A little while later, I upgraded to the Visor Prism with full color support. Now I had games with me and they were actually good enough to kill time.

Then I got stylish with a Sony Clie which had the thumb wheel that powers Blackberry users everywhere. The Clie died quickly because it was horrible.

Back to Palm with the Tungsten C and I was all about WiFi, in the few places I could find it. Wireless sync never worked but Bejeweled and Ms. Pac Man rocked. I tried to get some music on there, but thankfully I had an early iPod. When the Tungsten died after less than two years, CompUSA tried to give me a refurb one, three times. They were all DOA.

So they gave me store credit for the original retail price, and I got myself a Treo 650. Now we were talking mobile email and browser and camera phone and a lot of mysterious device resets. I edited Word docs, viewed PDFs, created spreadsheets, and played more Bejeweled. I used that thing to death. And I sold it on Ebay after almost three years in action for close to $200. (The buyer must have been crazy.)

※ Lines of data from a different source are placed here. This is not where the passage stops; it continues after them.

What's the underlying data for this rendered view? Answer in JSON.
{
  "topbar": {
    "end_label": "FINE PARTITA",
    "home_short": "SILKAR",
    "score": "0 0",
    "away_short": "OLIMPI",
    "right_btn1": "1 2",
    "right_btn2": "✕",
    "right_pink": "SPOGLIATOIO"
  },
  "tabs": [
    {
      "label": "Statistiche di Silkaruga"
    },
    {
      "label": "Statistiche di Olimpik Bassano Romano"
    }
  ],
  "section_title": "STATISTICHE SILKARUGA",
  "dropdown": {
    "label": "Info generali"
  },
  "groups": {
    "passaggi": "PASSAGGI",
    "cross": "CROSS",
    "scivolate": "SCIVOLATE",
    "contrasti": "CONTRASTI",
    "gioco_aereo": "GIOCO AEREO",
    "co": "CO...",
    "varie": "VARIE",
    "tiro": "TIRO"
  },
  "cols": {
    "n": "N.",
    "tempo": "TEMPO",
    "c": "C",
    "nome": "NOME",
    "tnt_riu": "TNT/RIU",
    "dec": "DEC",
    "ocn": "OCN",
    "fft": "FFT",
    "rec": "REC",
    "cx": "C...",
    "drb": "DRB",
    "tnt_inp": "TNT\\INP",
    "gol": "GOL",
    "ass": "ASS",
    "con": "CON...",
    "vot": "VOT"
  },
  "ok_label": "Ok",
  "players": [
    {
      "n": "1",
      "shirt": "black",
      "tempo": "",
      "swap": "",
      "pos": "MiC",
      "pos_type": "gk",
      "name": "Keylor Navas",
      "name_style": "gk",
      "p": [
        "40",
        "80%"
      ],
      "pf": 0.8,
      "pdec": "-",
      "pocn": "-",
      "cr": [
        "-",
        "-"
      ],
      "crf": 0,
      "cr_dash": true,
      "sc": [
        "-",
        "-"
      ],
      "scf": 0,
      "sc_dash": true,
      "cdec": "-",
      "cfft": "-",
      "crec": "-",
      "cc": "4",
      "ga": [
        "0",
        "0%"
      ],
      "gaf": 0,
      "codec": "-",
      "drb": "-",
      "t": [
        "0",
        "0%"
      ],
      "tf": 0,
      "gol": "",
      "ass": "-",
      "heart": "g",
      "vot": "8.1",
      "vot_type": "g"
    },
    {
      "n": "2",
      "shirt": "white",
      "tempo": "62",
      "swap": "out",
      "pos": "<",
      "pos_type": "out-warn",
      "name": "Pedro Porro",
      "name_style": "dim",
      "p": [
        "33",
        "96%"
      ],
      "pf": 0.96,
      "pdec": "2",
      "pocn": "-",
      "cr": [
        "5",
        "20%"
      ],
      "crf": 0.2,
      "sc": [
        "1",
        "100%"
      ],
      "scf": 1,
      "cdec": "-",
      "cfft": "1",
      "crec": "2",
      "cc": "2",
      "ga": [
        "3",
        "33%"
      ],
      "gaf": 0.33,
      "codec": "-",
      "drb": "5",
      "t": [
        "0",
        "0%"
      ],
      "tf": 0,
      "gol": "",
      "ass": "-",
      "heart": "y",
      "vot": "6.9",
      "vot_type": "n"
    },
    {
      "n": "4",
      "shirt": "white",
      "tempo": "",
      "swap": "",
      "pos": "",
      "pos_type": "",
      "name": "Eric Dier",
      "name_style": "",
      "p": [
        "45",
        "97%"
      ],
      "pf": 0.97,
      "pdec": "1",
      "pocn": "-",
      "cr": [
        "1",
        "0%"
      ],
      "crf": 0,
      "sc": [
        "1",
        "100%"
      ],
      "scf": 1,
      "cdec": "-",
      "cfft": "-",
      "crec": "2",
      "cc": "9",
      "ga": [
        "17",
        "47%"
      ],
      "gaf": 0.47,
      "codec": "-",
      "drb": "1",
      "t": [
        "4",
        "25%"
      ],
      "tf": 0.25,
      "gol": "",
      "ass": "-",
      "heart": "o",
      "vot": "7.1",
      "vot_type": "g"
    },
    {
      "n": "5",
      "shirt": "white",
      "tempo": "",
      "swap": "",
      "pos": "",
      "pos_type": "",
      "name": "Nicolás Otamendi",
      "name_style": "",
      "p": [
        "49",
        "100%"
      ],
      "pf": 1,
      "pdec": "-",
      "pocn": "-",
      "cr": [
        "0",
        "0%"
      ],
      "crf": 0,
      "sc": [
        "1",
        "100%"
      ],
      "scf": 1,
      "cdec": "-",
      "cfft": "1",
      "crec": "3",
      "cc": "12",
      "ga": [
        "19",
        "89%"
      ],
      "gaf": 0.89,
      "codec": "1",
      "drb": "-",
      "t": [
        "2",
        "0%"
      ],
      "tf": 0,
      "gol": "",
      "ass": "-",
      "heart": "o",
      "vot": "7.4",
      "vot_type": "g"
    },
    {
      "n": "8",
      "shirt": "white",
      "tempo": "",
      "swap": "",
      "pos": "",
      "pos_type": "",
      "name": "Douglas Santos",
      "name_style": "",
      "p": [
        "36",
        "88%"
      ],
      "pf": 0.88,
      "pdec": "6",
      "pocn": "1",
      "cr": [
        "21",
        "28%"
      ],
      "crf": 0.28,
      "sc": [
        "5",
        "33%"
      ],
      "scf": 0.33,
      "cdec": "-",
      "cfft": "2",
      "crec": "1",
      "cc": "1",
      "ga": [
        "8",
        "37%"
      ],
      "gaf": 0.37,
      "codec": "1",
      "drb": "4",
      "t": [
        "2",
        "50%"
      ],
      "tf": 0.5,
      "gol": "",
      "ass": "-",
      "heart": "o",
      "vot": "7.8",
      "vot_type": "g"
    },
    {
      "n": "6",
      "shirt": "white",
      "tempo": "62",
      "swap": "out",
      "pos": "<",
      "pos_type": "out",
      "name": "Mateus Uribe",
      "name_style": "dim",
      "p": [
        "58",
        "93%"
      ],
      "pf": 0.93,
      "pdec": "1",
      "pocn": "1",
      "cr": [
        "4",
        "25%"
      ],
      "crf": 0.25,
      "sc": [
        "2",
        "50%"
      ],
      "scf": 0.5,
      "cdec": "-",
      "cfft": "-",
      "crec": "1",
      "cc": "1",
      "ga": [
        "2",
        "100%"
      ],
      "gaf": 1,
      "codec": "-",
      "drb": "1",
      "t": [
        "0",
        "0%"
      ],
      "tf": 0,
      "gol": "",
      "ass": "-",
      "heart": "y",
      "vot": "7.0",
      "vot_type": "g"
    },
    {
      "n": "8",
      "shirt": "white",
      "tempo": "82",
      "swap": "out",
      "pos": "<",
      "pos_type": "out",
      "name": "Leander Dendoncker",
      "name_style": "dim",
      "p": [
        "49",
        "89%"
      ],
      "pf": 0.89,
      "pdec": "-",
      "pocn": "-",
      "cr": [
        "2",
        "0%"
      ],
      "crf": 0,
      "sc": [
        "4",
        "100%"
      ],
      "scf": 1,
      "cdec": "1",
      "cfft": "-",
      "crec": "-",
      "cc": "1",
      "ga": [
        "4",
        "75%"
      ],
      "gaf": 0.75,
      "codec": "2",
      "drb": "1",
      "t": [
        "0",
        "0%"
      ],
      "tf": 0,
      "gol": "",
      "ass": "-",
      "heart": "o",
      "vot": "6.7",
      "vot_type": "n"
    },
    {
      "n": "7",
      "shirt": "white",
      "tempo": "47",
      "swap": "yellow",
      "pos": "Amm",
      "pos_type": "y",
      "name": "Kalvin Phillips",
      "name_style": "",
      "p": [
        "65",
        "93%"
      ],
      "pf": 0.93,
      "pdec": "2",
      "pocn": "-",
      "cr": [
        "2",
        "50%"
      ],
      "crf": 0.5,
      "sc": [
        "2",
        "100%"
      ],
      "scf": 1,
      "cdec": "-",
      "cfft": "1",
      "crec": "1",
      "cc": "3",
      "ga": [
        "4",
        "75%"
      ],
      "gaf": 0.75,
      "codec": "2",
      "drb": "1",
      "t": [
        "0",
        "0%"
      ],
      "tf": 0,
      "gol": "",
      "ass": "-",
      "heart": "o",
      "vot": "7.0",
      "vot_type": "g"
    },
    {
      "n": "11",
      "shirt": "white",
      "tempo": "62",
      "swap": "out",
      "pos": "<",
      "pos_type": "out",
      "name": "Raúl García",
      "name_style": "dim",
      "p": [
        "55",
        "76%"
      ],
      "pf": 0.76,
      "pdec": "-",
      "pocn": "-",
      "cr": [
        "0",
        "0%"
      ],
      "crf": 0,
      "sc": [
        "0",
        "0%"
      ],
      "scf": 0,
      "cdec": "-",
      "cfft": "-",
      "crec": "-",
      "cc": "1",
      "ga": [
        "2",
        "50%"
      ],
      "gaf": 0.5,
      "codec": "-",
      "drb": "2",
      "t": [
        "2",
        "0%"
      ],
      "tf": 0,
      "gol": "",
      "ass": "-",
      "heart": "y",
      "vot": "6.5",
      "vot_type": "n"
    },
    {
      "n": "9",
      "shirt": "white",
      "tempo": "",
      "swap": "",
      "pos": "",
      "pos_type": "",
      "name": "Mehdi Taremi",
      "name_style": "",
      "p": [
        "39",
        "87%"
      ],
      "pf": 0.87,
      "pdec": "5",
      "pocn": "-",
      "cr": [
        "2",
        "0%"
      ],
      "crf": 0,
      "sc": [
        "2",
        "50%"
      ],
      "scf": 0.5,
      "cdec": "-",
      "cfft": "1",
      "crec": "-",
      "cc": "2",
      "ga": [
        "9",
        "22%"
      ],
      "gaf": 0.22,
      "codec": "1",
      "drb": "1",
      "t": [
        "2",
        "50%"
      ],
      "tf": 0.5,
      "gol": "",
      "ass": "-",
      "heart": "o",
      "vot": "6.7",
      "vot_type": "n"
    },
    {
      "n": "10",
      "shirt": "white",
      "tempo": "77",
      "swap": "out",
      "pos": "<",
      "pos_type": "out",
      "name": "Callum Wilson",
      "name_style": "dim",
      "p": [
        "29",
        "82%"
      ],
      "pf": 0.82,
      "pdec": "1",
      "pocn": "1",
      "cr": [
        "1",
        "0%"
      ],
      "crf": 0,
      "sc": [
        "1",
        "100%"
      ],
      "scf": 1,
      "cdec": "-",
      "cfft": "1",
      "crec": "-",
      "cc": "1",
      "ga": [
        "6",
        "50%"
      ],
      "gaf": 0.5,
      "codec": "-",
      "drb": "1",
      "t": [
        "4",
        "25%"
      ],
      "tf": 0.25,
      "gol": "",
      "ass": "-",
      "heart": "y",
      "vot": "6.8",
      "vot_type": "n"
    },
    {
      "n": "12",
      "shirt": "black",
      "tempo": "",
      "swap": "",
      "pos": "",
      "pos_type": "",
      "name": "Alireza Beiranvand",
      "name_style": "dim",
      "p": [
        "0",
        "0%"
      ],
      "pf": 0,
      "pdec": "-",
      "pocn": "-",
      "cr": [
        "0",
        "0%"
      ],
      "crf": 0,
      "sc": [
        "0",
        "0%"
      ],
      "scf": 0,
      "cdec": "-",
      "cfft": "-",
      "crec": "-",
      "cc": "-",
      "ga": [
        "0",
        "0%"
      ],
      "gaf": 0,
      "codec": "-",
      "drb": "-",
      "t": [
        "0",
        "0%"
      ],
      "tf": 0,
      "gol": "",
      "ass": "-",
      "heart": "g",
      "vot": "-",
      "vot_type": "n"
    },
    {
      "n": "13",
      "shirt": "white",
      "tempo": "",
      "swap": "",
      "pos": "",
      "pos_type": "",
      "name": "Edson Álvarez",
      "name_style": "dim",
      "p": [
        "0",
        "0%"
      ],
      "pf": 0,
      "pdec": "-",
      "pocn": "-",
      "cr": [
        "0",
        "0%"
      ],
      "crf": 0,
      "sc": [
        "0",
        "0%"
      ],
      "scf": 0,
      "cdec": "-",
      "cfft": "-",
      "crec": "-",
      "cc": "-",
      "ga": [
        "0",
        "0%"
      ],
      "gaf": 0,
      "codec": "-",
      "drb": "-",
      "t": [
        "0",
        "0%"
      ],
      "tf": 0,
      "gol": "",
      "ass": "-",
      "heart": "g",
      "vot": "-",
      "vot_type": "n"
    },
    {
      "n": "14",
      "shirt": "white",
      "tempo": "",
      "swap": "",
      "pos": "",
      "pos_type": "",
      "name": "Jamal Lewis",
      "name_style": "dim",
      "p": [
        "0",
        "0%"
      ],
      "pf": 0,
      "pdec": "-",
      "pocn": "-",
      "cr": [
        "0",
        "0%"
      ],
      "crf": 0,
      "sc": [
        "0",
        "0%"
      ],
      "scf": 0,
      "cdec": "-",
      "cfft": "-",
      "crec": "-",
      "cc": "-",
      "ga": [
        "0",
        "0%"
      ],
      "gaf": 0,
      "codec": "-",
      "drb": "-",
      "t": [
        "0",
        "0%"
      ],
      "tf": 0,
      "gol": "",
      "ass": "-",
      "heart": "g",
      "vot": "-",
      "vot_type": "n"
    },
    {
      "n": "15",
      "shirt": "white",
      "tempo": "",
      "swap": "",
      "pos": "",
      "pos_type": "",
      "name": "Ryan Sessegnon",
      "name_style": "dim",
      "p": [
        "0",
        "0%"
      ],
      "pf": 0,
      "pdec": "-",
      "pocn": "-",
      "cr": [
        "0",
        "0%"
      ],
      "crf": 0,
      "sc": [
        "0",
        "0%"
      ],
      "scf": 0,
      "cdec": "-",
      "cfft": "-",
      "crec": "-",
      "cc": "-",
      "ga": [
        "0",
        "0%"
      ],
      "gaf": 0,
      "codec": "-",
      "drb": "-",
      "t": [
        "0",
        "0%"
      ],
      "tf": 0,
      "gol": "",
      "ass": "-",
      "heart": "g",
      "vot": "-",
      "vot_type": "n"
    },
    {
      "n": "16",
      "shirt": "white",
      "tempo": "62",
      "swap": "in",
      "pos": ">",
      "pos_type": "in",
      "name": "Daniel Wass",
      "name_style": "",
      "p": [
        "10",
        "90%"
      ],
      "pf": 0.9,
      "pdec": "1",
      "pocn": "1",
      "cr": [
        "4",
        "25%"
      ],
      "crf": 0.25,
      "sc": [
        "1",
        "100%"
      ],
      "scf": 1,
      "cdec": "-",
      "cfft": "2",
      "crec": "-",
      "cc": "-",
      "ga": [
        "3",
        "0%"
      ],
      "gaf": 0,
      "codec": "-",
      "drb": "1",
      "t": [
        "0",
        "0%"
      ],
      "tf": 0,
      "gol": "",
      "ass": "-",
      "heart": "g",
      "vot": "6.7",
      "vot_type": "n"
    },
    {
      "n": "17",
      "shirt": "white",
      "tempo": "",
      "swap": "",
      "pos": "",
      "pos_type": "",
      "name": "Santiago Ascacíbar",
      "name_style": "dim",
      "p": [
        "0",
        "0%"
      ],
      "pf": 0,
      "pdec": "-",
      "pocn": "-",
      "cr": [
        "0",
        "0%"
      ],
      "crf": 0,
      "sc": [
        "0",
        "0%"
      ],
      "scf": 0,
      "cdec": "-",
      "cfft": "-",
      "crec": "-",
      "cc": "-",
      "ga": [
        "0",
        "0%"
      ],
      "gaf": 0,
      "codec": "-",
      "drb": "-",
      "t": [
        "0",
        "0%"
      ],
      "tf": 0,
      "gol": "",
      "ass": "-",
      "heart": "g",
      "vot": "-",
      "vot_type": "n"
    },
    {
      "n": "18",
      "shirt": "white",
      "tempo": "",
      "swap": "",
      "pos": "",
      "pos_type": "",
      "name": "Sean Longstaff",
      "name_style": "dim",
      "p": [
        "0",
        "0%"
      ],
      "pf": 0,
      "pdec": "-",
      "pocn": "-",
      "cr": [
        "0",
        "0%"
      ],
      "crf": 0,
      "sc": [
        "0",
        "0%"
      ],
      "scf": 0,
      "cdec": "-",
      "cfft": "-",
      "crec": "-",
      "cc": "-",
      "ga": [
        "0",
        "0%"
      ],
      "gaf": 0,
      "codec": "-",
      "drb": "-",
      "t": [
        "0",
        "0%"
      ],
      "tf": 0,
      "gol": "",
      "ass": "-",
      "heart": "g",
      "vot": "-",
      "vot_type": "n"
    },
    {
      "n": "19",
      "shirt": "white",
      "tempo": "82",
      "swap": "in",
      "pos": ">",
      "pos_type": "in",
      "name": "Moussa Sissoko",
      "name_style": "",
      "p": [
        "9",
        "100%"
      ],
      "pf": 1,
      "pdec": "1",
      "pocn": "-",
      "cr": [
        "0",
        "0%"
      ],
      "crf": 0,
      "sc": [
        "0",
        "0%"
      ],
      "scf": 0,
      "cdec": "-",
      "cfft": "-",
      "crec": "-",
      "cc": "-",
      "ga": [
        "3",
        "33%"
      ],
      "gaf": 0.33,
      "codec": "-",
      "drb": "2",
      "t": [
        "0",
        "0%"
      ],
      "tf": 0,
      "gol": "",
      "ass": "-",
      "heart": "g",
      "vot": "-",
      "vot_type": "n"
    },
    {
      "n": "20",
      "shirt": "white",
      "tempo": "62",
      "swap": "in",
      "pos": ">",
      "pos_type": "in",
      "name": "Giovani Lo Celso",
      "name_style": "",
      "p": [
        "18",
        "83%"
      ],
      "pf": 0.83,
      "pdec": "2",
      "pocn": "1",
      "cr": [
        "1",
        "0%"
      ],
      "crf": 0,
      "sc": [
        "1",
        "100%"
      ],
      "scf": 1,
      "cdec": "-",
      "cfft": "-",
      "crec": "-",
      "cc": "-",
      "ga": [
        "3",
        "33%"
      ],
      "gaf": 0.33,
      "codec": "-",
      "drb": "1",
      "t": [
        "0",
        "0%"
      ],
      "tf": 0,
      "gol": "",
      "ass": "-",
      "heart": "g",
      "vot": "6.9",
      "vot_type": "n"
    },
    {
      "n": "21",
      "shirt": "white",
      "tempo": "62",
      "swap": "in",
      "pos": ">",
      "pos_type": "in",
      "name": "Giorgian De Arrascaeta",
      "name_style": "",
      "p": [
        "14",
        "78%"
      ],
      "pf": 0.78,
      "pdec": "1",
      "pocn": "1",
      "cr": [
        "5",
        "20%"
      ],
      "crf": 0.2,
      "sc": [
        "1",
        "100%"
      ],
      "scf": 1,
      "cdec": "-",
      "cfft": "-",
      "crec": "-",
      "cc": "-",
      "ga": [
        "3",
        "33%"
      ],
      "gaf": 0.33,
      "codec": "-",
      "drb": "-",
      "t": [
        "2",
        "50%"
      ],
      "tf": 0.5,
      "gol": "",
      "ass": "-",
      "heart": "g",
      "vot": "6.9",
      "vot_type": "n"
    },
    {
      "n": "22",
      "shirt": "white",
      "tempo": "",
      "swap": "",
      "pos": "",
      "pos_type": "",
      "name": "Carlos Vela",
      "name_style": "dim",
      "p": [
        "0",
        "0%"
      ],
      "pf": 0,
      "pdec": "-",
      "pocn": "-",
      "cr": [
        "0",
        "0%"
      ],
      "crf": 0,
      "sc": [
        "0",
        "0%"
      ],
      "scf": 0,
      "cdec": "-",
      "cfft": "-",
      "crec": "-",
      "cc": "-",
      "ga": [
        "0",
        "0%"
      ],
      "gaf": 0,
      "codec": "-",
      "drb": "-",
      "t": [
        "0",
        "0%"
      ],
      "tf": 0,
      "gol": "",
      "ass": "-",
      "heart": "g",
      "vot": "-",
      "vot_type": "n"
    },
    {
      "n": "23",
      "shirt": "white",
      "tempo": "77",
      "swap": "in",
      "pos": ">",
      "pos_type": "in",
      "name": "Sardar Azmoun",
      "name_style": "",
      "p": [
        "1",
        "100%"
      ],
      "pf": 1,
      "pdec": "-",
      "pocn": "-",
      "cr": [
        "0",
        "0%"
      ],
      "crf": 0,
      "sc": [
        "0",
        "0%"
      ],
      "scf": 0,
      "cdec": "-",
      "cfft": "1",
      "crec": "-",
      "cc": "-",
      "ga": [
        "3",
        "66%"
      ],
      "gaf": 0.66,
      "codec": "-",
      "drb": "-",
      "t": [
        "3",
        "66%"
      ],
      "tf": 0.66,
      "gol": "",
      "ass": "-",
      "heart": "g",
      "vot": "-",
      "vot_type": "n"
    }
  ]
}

All of these previous PDAs were all part of an evolutionary process. Each one got slightly better than the previous.

So when the first generation iPhone came out, all of my friends said that they were going to wait until version 2 of the iPhone was released, when the kinks were out. I told them that I was going to wait until the third generation of the iPhone was available, but I be happy with the first generation while I waited.

Perhaps the PDA is dead now, replaced by Blackberries, Treos, iPhones and soon the Android phones. I’m looking forward to the next 10 years. Something tells me that it won’t be a Zune in my pocket.